AYM’den milyonlarca memur için emsal olacak karar

Seren

Global Mod
Global Mod
Resmi Gazete’nin bugünkü sayısında yer alan karara nazaran, bir kamu kurumunda saymanlık müdür yardımcısı olarak misyon yapan kişinin sicil raporunun kanaat kısmına, daha evvel nazaranv yaptığı yerdeki amirleri tarafınca 2008’de, “Müstakil idarecilik yapması uygun değildir. Temsil yeteneği yoktur. Palavra söyler, iftira atar” sözleri yazıldı.

Bunun “şeref ve itibarını” zedelediğini ileri süren kişi, dava açtı. Lokal mahkemenin kısmen kabulüne karar verdiği davanın Danıştay tarafınca bozulması üzerine bir daha yapılan yargılamada bu kere dava reddedildi.

Ret sonucunın Danıştay tarafınca onanması, karar düzeltme isteminin de 2018’de reddedilmesi üzerine kişi, Anayasa Mahkemesine hak ihlali savıyla ferdi müracaatta bulundu.

Yüksek Mahkeme, Anayasa’nın 36’ncı unsurunda teminat altına alınan adil yargılanma hakkı kapsamındaki makul müddette yargılanma hakkı ile Anayasa’nın 17’nci unsurunda teminat altına alınan kişinin maddi ve manevi varlığını muhafaza hakkının ihlal edildiğine hükmetti. İhlalin sonuçlarının ortadan kaldırılması için karar meselain lokal mahkemeye gönderilmesi kararlaştırıldı.

sonucun öne sürülen nedeni

Anayasa Mahkemesinin sonucunda, somut hadisede, müracaatçının gerçekleştiğini öne sürdüğü durumun, “kişinin onur ve prestijini zedeleyebilecek nitelikte” olduğu açıklandı.

Sicil raporunun, kamu gorevlisinin mesleksel ehliyetine ve mesleksel gelişmeninin tespitine yönelik resmi bir evrak niteliğinde olduğu vurgulanan kararda, şu tespitler yapıldı:

“Bu nitelikteki bir dokümanda yer alacak kıymetlendirme de evvela kişinin mesleksel ehliyetine ve gelişmenine ait olmalı, mümkünse somut bilgilere dayandırılmalı, bunun yanında kişilik haklarını zedelemeyecek biçimde olmalıdır. Bilakis bir uygulama kişinin mesleksel ömrüne, maddi ve manevi varlığına ait olumsuz tesirler doğurabilecektir.”

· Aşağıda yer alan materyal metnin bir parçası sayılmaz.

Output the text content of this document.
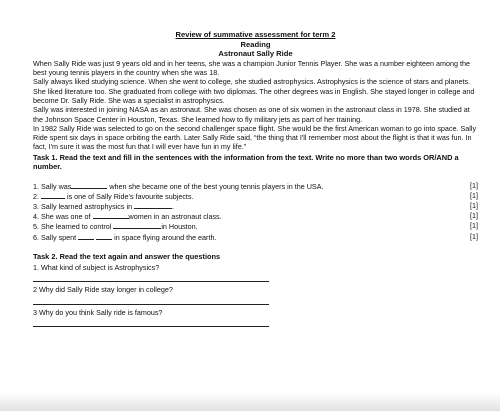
Review of summative assessment for term 2
Reading
Astronaut Sally Ride

When Sally Ride was just 9 years old and in her teens, she was a champion Junior Tennis Player. She was a number eighteen among the best young tennis players in the country when she was 18.

Sally always liked studying science. When she went to college, she studied astrophysics. Astrophysics is the science of stars and planets. She liked literature too. She graduated from college with two diplomas. The other degrees was in English. She stayed longer in college and become Dr. Sally Ride. She was a specialist in astrophysics.

Sally was interested in joining NASA as an astronaut. She was chosen as one of six women in the astronaut class in 1978. She studied at the Johnson Space Center in Houston, Texas. She learned how to fly military jets as part of her training.

In 1982 Sally Ride was selected to go on the second challenger space flight. She would be the first American woman to go into space. Sally Ride spent six days in space orbiting the earth. Later Sally Ride said, “the thing that I'll remember most about the flight is that it was fun. In fact, I'm sure it was the most fun that I will ever have fun in my life.”

Task 1. Read the text and fill in the sentences with the information from the text. Write no more than two words OR/AND a number.
1. Sally was	when she became one of the best young tennis players in the USA.	[1]
2.	is one of Sally Ride’s favourite subjects.	[1]
3. Sally learned astrophysics in	.	[1]
4. She was one of	women in an astronaut class.	[1]
5. She learned to control	in Houston.	[1]
6. Sally spent	in space flying around the earth.	[1]
Task 2. Read the text again and answer the questions
1. What kind of subject is Astrophysics?
2 Why did Sally Ride stay longer in college?
3 Why do you think Sally ride is famous?
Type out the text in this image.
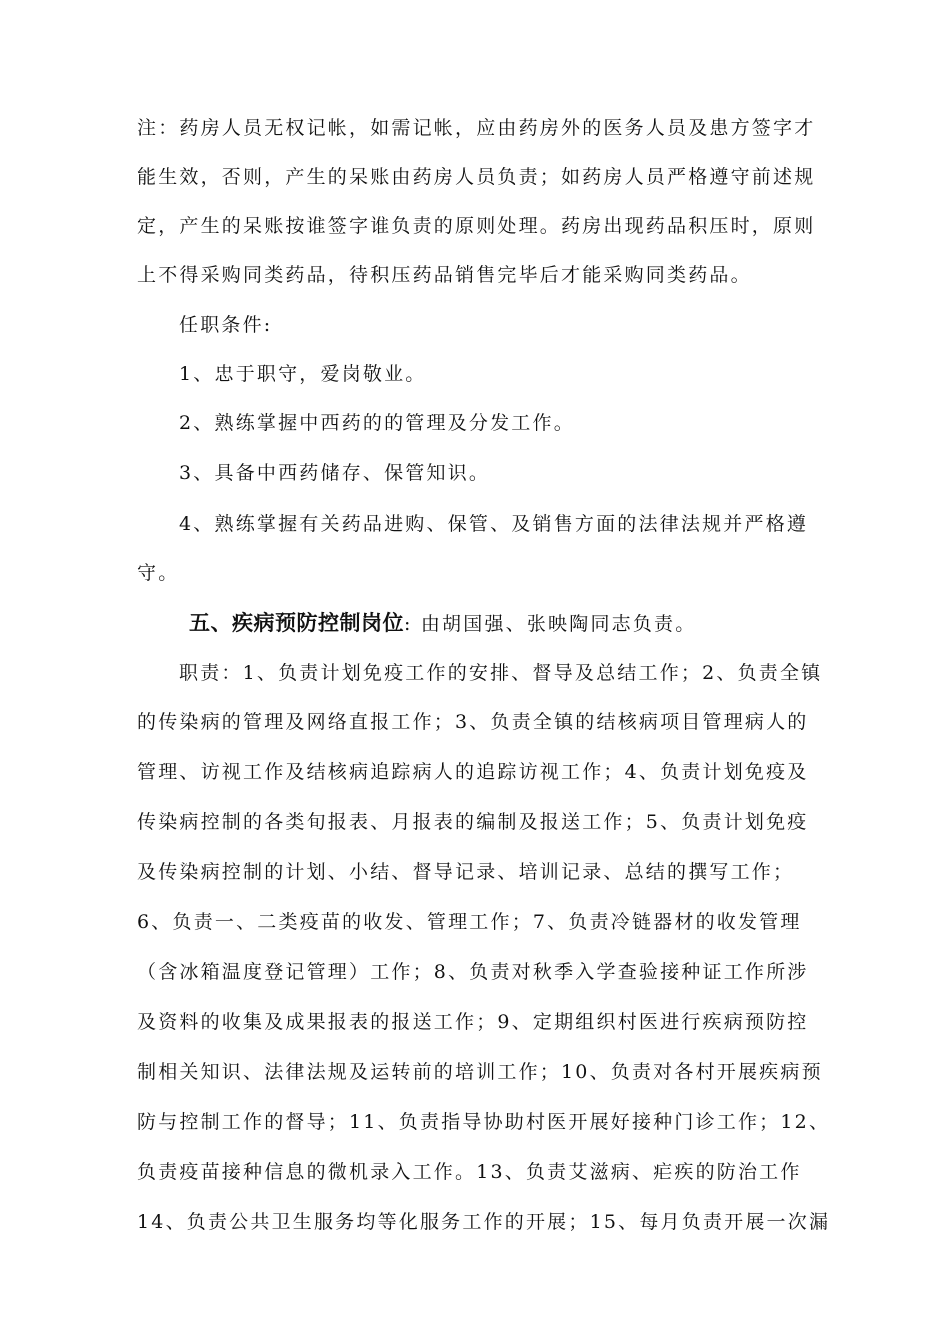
注：药房人员无权记帐，如需记帐，应由药房外的医务人员及患方签字才
能生效，否则，产生的呆账由药房人员负责；如药房人员严格遵守前述规
定，产生的呆账按谁签字谁负责的原则处理。药房出现药品积压时，原则
上不得采购同类药品，待积压药品销售完毕后才能采购同类药品。
任职条件:
1、忠于职守，爱岗敬业。
2、熟练掌握中西药的的管理及分发工作。
3、具备中西药储存、保管知识。
4、熟练掌握有关药品进购、保管、及销售方面的法律法规并严格遵
守。
五、疾病预防控制岗位: 由胡国强、张映陶同志负责。
职责：1、负责计划免疫工作的安排、督导及总结工作；2、负责全镇
的传染病的管理及网络直报工作；3、负责全镇的结核病项目管理病人的
管理、访视工作及结核病追踪病人的追踪访视工作；4、负责计划免疫及
传染病控制的各类旬报表、月报表的编制及报送工作；5、负责计划免疫
及传染病控制的计划、小结、督导记录、培训记录、总结的撰写工作；
6、负责一、二类疫苗的收发、管理工作；7、负责冷链器材的收发管理
（含冰箱温度登记管理）工作；8、负责对秋季入学查验接种证工作所涉
及资料的收集及成果报表的报送工作；9、定期组织村医进行疾病预防控
制相关知识、法律法规及运转前的培训工作；10、负责对各村开展疾病预
防与控制工作的督导；11、负责指导协助村医开展好接种门诊工作；12、
负责疫苗接种信息的微机录入工作。13、负责艾滋病、疟疾的防治工作
14、负责公共卫生服务均等化服务工作的开展；15、每月负责开展一次漏
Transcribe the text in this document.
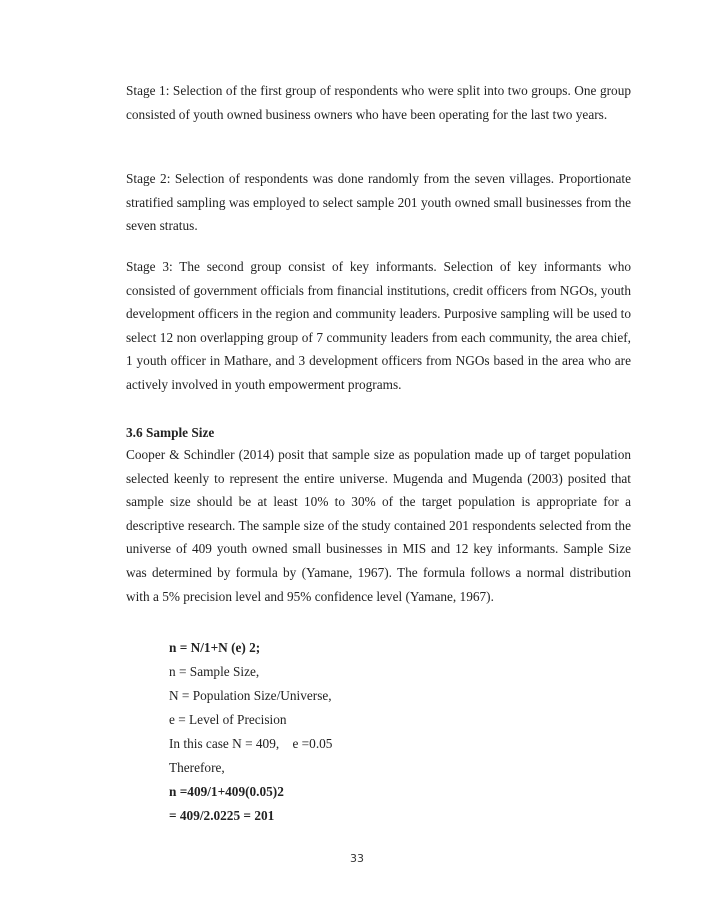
Stage 1: Selection of the first group of respondents who were split into two groups. One group consisted of youth owned business owners who have been operating for the last two years.

Stage 2: Selection of respondents was done randomly from the seven villages. Proportionate stratified sampling was employed to select sample 201 youth owned small businesses from the seven stratus.

Stage 3: The second group consist of key informants. Selection of key informants who consisted of government officials from financial institutions, credit officers from NGOs, youth development officers in the region and community leaders. Purposive sampling will be used to select 12 non overlapping group of 7 community leaders from each community, the area chief, 1 youth officer in Mathare, and 3 development officers from NGOs based in the area who are actively involved in youth empowerment programs.

3.6 Sample Size

Cooper & Schindler (2014) posit that sample size as population made up of target population selected keenly to represent the entire universe. Mugenda and Mugenda (2003) posited that sample size should be at least 10% to 30% of the target population is appropriate for a descriptive research. The sample size of the study contained 201 respondents selected from the universe of 409 youth owned small businesses in MIS and 12 key informants. Sample Size was determined by formula by (Yamane, 1967). The formula follows a normal distribution with a 5% precision level and 95% confidence level (Yamane, 1967).

n = N/1+N (e) 2;

n = Sample Size,

N = Population Size/Universe,

e = Level of Precision

In this case N = 409,    e =0.05

Therefore,

n =409/1+409(0.05)2

= 409/2.0225 = 201

33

Kararda, kullanılan tabirler niçiniyle kamu nazaranvlisinin korunması ve doğmuş ziyanların giderilmesinin kişinin maddi ve manevi varlığının korunması bağlamında devletin müspet yükümlüğünün gereği olduğuna vurgu yapıldı.

Yerel mahkemenin ret sonucunda, sicil raporunda kullanılan sözlerin kişinin mesleksel gelişimi ve ehliyetiyle ilgisi olup olmadığı istikametinde bir kıymetlendirme yapılmadığı aktarılan kararda, yargılama sürecinin de uzun sürdüğü tabir edildi.

Kararda, şu tabirler kullanıldı:

“- Müracaatçının, sicil raporuna yazılan tabirlerin erdem ve prestiji zedeleyici nitelikte olduğunu, hakaret ve iftira niteliğinde bulunduğunu ileri sürmesine rağmen derece mahkemesi tarafınca kelam konusu sözlerin araştırılmasına yönelik adımların atılmadığı ve kararda kelam konusu argümanlara yönelik hiç bir münasebete yer verilmediği anlaşılmaktadır.

– Bu durumda yargısal makamlarca bu değerlendirmelerin yapılmaması niçiniyle kişinin maddi ve manevi varlığını müdafaa ve geliştirme hakkı bakımından müspet yükümlülüklerin ihlal edildiği kararına ulaşılmaktadır. Açıklanan münasebetlerle Anayasa’nın 17’nci hususunda garanti altına alınan kişinin maddi ve manevi varlığını muhafaza hakkının ihlal edildiğine karar verilmesi gerekir.